Common Mistakes (3 errors + fixes)
Error 1:
ModuleNotFoundError: No module named 'src'
Fix: Always run pytest tests/ -v from the project root directory (nc_005_pythonic_utils/), not from inside src/ or tests/.
Why: Python adds the current directory to sys.path. The src package is only visible from the root.
Error 2:
RecursionError / infinite loop when consuming a generator
Fix: Infinite generators (while True + yield) need you to stop them.

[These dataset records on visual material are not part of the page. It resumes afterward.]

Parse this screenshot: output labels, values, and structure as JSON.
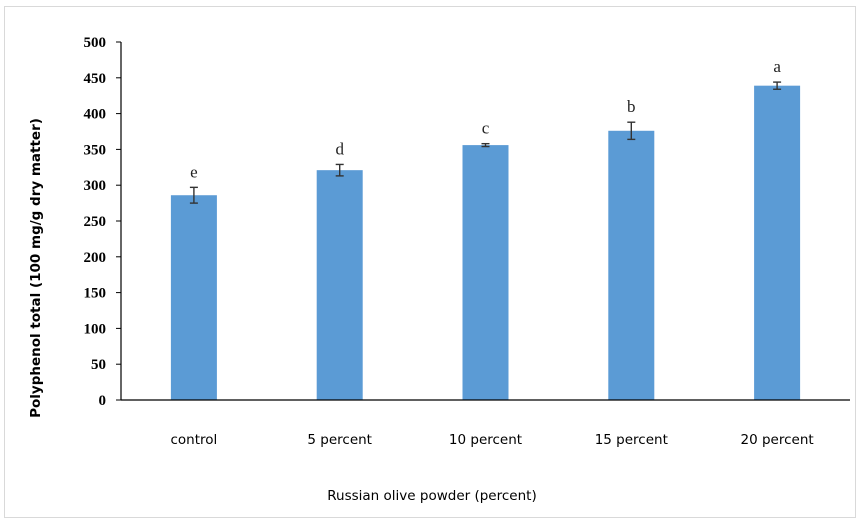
{
  "chart_data": {
    "type": "bar",
    "title": "",
    "xlabel": "Russian olive powder (percent)",
    "ylabel": "Polyphenol total  (100 mg/g dry matter)",
    "ylim": [
      0,
      500
    ],
    "yticks": [
      0,
      50,
      100,
      150,
      200,
      250,
      300,
      350,
      400,
      450,
      500
    ],
    "categories": [
      "control",
      "5 percent",
      "10 percent",
      "15 percent",
      "20 percent"
    ],
    "values": [
      286,
      321,
      356,
      376,
      439
    ],
    "error": [
      11,
      8,
      2,
      12,
      5
    ],
    "significance_letters": [
      "e",
      "d",
      "c",
      "b",
      "a"
    ],
    "bar_color": "#5b9bd5",
    "grid": false,
    "legend": "none"
  }
}
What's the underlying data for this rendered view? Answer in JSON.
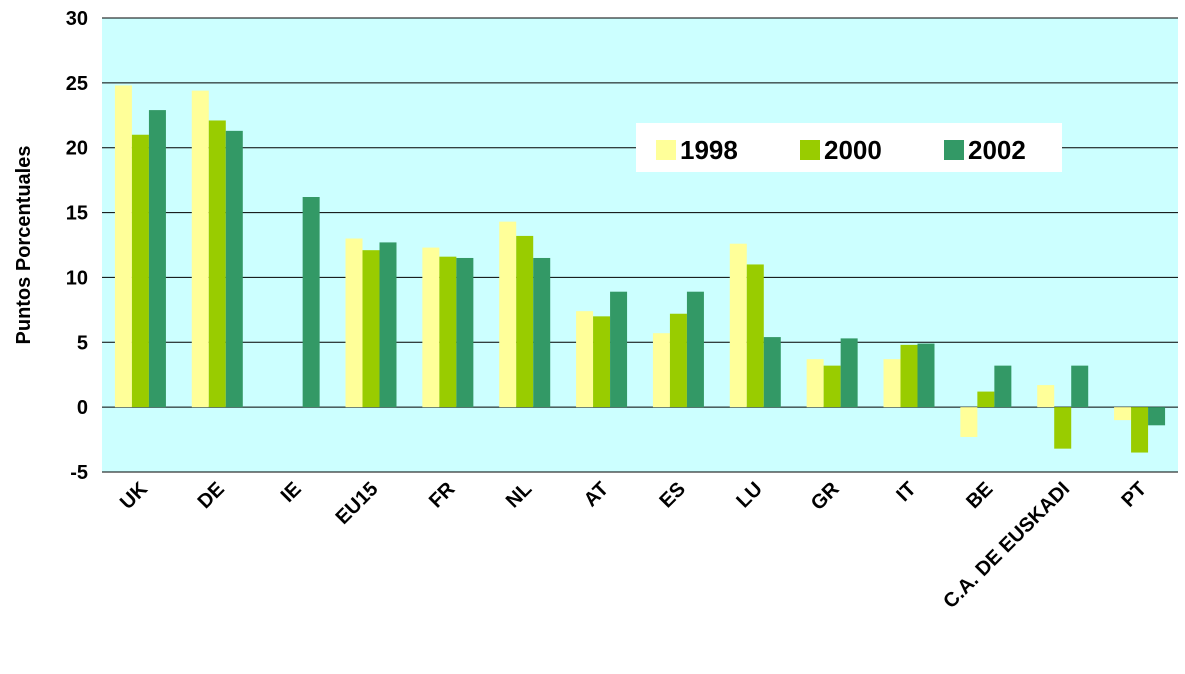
{
  "chart_data": {
    "type": "bar",
    "y_label": "Puntos Porcentuales",
    "categories": [
      "UK",
      "DE",
      "IE",
      "EU15",
      "FR",
      "NL",
      "AT",
      "ES",
      "LU",
      "GR",
      "IT",
      "BE",
      "C.A. DE EUSKADI",
      "PT"
    ],
    "series": [
      {
        "name": "1998",
        "color": "#ffff99",
        "values": [
          24.8,
          24.4,
          null,
          13.0,
          12.3,
          14.3,
          7.4,
          5.7,
          12.6,
          3.7,
          3.7,
          -2.3,
          1.7,
          -1.0
        ]
      },
      {
        "name": "2000",
        "color": "#99cc00",
        "values": [
          21.0,
          22.1,
          null,
          12.1,
          11.6,
          13.2,
          7.0,
          7.2,
          11.0,
          3.2,
          4.8,
          1.2,
          -3.2,
          -3.5
        ]
      },
      {
        "name": "2002",
        "color": "#339966",
        "values": [
          22.9,
          21.3,
          16.2,
          12.7,
          11.5,
          11.5,
          8.9,
          8.9,
          5.4,
          5.3,
          4.9,
          3.2,
          3.2,
          -1.4
        ]
      }
    ],
    "ylim": [
      -5,
      30
    ],
    "yticks": [
      -5,
      0,
      5,
      10,
      15,
      20,
      25,
      30
    ],
    "grid": true,
    "background": "#ccffff"
  }
}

Use:
import itertools
first_10_batches = list(itertools.islice(infinite_gen, 10))
Why: Generators don’t stop themselves - the caller controls when to stop.
Error 3:
pathlib.Path.glob() returns [] but files exist
Fix: Use rglob() for recursive search across all subdirectories.
# Wrong - only immediate directory
files = Path("data").glob("*.csv")
# Correct - searches all subdirectories too
files = Path("data").rglob("*.csv")
Why: glob() is one level deep; rglob() adds **/ recursion automatically.
One-Sentence Lesson
List comprehensions, generators, decorators, type hints, dataclasses, and pathlib are the six Pythonic tools you’ll use in nearly every single ML engineering file you write - master them now and every phase ahead gets dramatically easier.